EBA finds that money laundering and terrorist financing risks in payments institutions are not managed effectively

EBA published a report on ML/TF risks associated with EU payment institutions. The report indicates that these risks may not be effectively assessed and managed by the institutions and their supervisors.
The EBA conducted an assessment in 2022 to determine the scale and nature of ML/TF risks in the payment institutions sector. It examined how these institutions identify and manage such risks and how supervisors mitigate them during the authorization process and throughout the institutions‘ existence.
The findings of the EBA suggest that payment institutions generally do not adequately manage ML/TF risks. The AML/CFT internal controls in these institutions are often insufficient to prevent ML/TF, despite the high inherent risk associated with the sector.
Furthermore, the report indicates that not all competent authorities are effectively supervising the sector. As a result, payment institutions with weak AML/CFT controls can operate in the EU by establishing themselves in Member States with less stringent authorization and supervision processes and later conducting cross-border activities.

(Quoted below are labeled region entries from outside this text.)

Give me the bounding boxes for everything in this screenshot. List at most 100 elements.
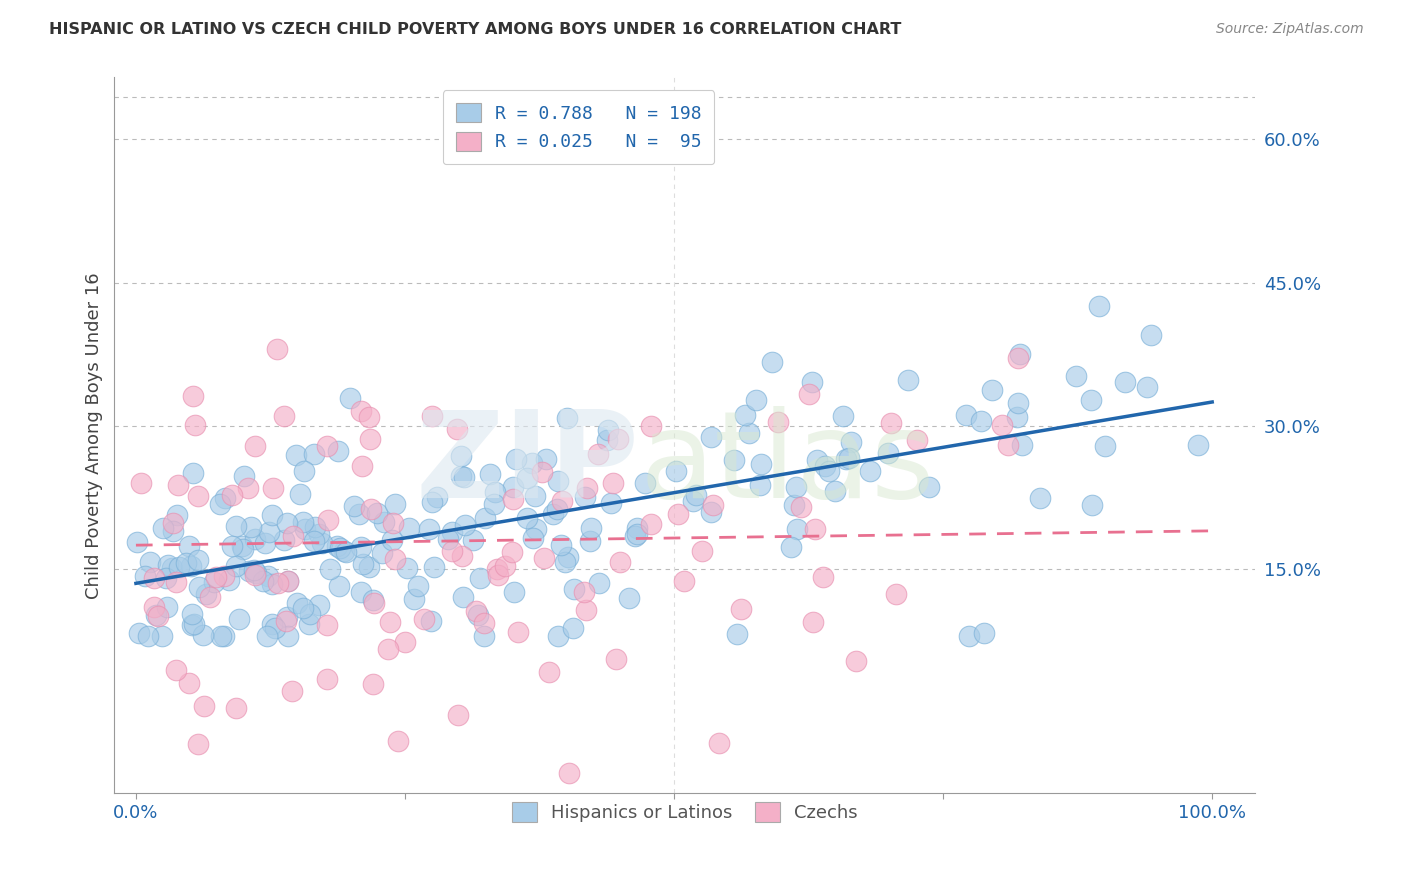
Point: [562, 582, 585, 597]
Point: [806, 453, 828, 467]
Point: [468, 571, 491, 585]
Point: [302, 533, 325, 548]
Point: [396, 561, 419, 575]
Point: [1081, 498, 1104, 512]
Point: [501, 545, 523, 559]
Point: [316, 617, 339, 632]
Point: [238, 564, 260, 578]
Point: [150, 629, 173, 643]
Point: [260, 508, 283, 523]
Point: [128, 626, 150, 640]
Point: [361, 592, 384, 607]
Point: [522, 531, 544, 545]
Point: [273, 409, 295, 423]
Point: [450, 468, 472, 483]
Point: [316, 439, 339, 453]
Point: [256, 629, 278, 643]
Point: [167, 559, 190, 574]
Point: [1011, 437, 1033, 451]
Point: [973, 626, 995, 640]
Point: [479, 467, 502, 481]
Point: [451, 590, 474, 604]
Point: [814, 459, 837, 474]
Point: [530, 465, 553, 479]
Point: [166, 477, 188, 491]
Point: [453, 470, 475, 484]
Point: [472, 616, 495, 631]
Point: [221, 539, 243, 553]
Point: [474, 510, 496, 524]
Point: [605, 652, 627, 666]
Point: [318, 562, 340, 576]
Point: [725, 627, 748, 641]
Point: [533, 551, 555, 566]
Point: [205, 570, 228, 584]
Point: [1064, 369, 1087, 384]
Point: [626, 521, 648, 535]
Point: [125, 535, 148, 549]
Point: [260, 616, 283, 631]
Text: HISPANIC OR LATINO VS CZECH CHILD POVERTY AMONG BOYS UNDER 16 CORRELATION CHART: HISPANIC OR LATINO VS CZECH CHILD POVERT…: [49, 22, 901, 37]
Point: [824, 484, 846, 499]
Point: [555, 410, 578, 425]
Point: [193, 699, 215, 714]
Point: [187, 737, 209, 751]
Point: [402, 592, 425, 607]
Point: [350, 404, 373, 418]
Point: [208, 497, 231, 511]
Point: [335, 545, 357, 559]
Point: [366, 506, 388, 520]
Point: [1080, 392, 1102, 407]
Point: [970, 414, 993, 428]
Point: [578, 534, 600, 549]
Point: [464, 604, 486, 618]
Point: [845, 654, 868, 668]
Point: [502, 480, 524, 494]
Point: [425, 490, 447, 504]
Point: [225, 519, 247, 533]
Point: [231, 539, 253, 553]
Point: [281, 529, 304, 543]
Point: [359, 432, 381, 446]
Point: [371, 546, 394, 560]
Point: [225, 559, 247, 574]
Point: [291, 600, 314, 615]
Point: [623, 529, 645, 543]
Point: [609, 555, 631, 569]
Point: [761, 355, 783, 369]
Point: [745, 393, 768, 408]
Point: [575, 603, 598, 617]
Point: [423, 560, 446, 574]
Point: [188, 581, 211, 595]
Point: [294, 522, 316, 536]
Point: [804, 522, 827, 536]
Point: [506, 624, 529, 639]
Point: [387, 733, 409, 747]
Point: [486, 562, 509, 576]
Point: [880, 416, 903, 430]
Point: [981, 383, 1004, 397]
Point: [786, 522, 808, 536]
Point: [668, 507, 690, 521]
Point: [1010, 346, 1032, 360]
Point: [574, 585, 596, 599]
Point: [839, 434, 862, 449]
Point: [418, 522, 440, 536]
Point: [576, 481, 599, 495]
Point: [534, 452, 557, 467]
Point: [240, 519, 263, 533]
Point: [218, 574, 240, 588]
Point: [394, 635, 416, 649]
Point: [748, 478, 770, 492]
Point: [325, 539, 347, 553]
Point: [187, 553, 209, 567]
Point: [299, 607, 322, 622]
Point: [398, 521, 420, 535]
Point: [350, 540, 373, 554]
Point: [488, 568, 510, 582]
Point: [162, 560, 184, 574]
Point: [440, 544, 463, 558]
Point: [136, 629, 159, 643]
Point: [538, 665, 561, 680]
Point: [214, 491, 236, 505]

Failure to manage ML/TF risks in the payment institutions sector can have an impact on the integrity of the EU’s financial system. The report also suggests that addressing these risks is crucial for improving access to payment accounts for payment institutions and preventing de-risking.
The report highlights the need for a more robust implementation of EBA guidelines by supervisors and institutions to mitigate ML/TF risks in the sector. It also calls for changes to the EU legal framework to establish consistent approaches to assessing AML/CFT components during authorization, addressing ML/TF risks in passporting notifications, and supervising payment institution agents in a cross-border context.